The Saint Lucia ministry’s ‘one banana a day’ plan won’t refill local farmers’ near-empty pockets or help pay their outstanding and increasing costs.
But, if nurtured well, it can start a new popular movement aimed at ensuring Caribbean citizens start better understanding and eventually better appreciating the value Europeans and Americans have long seen in ‘a banana a day’.
Caribbean citizens aged over 60 will confirm growing up being told or simply hearing others say the banana tree has over two dozen uses — besides using the fruit as a nutritious food item — including using the skin for essences, leaves for paper and textiles, stems for fibres, etc.
Much research was done by the Saint Lucia-based Windward Islands banana research entity WINBAN, which went into the expansion of production and refining of production processes, but not so with the long years of unending research also undertaken by Taiwanese, based on the island since 2007.
The Caribbean Agricultural Research and Development Institute (CARDI) produced reams of paper and volumes of recommendations on how much more can be done with bananas apart from concentrating only on the extra-regional export markets.

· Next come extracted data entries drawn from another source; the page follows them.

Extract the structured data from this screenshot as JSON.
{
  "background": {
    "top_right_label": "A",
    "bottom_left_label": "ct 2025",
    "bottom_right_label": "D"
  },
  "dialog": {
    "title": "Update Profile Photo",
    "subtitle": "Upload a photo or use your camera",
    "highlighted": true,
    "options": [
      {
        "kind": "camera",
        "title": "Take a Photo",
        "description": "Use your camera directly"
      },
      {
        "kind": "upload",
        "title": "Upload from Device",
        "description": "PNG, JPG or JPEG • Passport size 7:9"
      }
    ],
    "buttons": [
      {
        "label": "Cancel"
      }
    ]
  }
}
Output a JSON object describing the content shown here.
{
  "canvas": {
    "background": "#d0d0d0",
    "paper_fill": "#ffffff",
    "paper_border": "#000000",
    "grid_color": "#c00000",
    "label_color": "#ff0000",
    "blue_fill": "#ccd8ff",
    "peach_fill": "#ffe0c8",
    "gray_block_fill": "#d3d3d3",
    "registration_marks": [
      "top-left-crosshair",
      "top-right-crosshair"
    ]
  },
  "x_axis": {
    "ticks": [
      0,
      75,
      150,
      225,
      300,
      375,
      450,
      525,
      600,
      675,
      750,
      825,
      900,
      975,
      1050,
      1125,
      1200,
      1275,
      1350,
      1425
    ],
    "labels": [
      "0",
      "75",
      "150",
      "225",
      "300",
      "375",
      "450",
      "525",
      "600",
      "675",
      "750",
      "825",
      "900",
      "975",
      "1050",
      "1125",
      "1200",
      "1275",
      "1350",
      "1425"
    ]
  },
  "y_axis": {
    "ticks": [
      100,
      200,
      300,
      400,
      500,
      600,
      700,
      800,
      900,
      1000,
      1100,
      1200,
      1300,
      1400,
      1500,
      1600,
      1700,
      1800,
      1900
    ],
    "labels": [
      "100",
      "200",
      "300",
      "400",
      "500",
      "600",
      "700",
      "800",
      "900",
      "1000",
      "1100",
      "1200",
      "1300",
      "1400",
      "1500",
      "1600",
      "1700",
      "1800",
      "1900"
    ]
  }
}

CARDI also promoted developing a regional banana market aimed at islands and territories that don’t produce the fruit but where consumption was always guaranteed.

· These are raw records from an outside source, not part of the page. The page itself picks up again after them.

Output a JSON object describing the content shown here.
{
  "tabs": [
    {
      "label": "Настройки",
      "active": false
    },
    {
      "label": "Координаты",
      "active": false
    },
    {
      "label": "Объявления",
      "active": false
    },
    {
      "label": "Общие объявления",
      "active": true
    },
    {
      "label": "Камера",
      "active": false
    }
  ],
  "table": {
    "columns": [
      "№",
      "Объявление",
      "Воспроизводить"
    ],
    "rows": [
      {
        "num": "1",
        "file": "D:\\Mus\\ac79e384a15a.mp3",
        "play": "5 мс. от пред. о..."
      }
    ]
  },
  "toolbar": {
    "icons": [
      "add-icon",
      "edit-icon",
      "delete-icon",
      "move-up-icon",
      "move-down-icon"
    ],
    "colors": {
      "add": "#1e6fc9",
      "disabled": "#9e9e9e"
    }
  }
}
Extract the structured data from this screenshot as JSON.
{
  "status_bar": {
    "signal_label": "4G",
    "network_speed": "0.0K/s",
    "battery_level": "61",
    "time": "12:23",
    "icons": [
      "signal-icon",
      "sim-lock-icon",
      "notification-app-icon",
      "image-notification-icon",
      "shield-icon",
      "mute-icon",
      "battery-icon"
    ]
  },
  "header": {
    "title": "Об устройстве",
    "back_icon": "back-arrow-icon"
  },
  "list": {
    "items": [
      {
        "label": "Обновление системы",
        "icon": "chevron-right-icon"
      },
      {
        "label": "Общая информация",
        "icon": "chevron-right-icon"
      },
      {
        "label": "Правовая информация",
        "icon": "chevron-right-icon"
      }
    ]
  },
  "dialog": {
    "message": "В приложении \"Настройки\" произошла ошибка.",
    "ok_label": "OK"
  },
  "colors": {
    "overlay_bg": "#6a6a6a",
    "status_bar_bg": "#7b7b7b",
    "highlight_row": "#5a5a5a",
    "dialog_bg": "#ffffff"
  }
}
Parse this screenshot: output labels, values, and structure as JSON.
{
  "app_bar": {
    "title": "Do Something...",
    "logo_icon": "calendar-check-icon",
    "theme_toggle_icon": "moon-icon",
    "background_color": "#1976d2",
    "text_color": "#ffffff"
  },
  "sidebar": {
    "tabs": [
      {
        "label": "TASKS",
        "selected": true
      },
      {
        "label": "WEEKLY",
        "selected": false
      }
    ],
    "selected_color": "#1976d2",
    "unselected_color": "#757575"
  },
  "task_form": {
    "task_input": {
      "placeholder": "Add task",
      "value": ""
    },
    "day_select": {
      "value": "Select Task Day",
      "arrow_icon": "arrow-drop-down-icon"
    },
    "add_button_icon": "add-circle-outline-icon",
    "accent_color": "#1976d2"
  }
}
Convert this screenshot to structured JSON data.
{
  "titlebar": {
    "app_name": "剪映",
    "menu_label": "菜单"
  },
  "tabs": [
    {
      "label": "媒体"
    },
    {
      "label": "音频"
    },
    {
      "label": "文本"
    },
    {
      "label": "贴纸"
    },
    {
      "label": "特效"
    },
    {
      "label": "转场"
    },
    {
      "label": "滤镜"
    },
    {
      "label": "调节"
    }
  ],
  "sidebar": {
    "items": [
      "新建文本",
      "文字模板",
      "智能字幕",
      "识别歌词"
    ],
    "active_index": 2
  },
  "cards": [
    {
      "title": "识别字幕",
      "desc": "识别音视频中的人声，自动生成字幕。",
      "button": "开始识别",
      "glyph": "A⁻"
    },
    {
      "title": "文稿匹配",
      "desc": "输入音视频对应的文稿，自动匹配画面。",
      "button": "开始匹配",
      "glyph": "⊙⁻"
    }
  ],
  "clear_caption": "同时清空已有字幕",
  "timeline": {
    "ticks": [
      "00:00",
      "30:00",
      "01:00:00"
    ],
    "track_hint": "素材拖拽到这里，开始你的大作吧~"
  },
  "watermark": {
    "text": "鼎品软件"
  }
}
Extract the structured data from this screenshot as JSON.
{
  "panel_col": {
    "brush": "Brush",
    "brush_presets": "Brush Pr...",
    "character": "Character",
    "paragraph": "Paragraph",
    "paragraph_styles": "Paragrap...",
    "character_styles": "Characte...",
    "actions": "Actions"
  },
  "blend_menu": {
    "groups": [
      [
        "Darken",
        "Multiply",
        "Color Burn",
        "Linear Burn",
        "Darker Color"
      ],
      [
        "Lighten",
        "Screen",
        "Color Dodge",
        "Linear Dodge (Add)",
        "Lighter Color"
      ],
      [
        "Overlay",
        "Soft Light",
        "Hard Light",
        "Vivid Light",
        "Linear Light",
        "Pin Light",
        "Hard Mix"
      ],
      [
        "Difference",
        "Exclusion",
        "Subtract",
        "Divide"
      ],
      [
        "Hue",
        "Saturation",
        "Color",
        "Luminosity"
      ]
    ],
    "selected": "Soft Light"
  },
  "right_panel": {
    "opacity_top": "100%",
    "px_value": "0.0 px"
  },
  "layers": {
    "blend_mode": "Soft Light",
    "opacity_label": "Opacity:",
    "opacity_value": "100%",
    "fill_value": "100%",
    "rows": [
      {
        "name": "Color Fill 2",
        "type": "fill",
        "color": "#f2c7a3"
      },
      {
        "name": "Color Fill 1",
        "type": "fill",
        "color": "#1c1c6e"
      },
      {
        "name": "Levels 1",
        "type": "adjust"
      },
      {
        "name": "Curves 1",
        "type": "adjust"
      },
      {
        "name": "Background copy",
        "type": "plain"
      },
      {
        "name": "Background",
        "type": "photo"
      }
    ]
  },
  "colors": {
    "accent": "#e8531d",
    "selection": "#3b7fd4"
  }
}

However, the guaranteed better and easier European prices remained more attractive to the farmers and their associations, making the islands’ banana industry entirely dependent on the UK and Europe.
This colonial-era dependence still lives with several other Caribbean food and fruit products being exported to Europe and the USA, including aloes, arrowroot, avocados, breadfruit, cocoa, citrus, coconuts, coffee, dasheen, guavas, mangoes and melons, pawpaws (papayas) and pineapples, spices, tamarind, yams, etc.
We still sell raw cocoa and coffee, buy chocolates and powdered coffee, export spices and import similarly-spiced foods, our regional food import bill growing while the government fight to stem the slides.
Saint Lucia’s Banana a Day initiative is a step in the right direction. It also opens the way to revisit how agriculture is taught at regional schools, with an emphasis on eating the best of what we produce and producing the best of what we eat.
Here too, this is nothing new, but it’s never too late to start something good.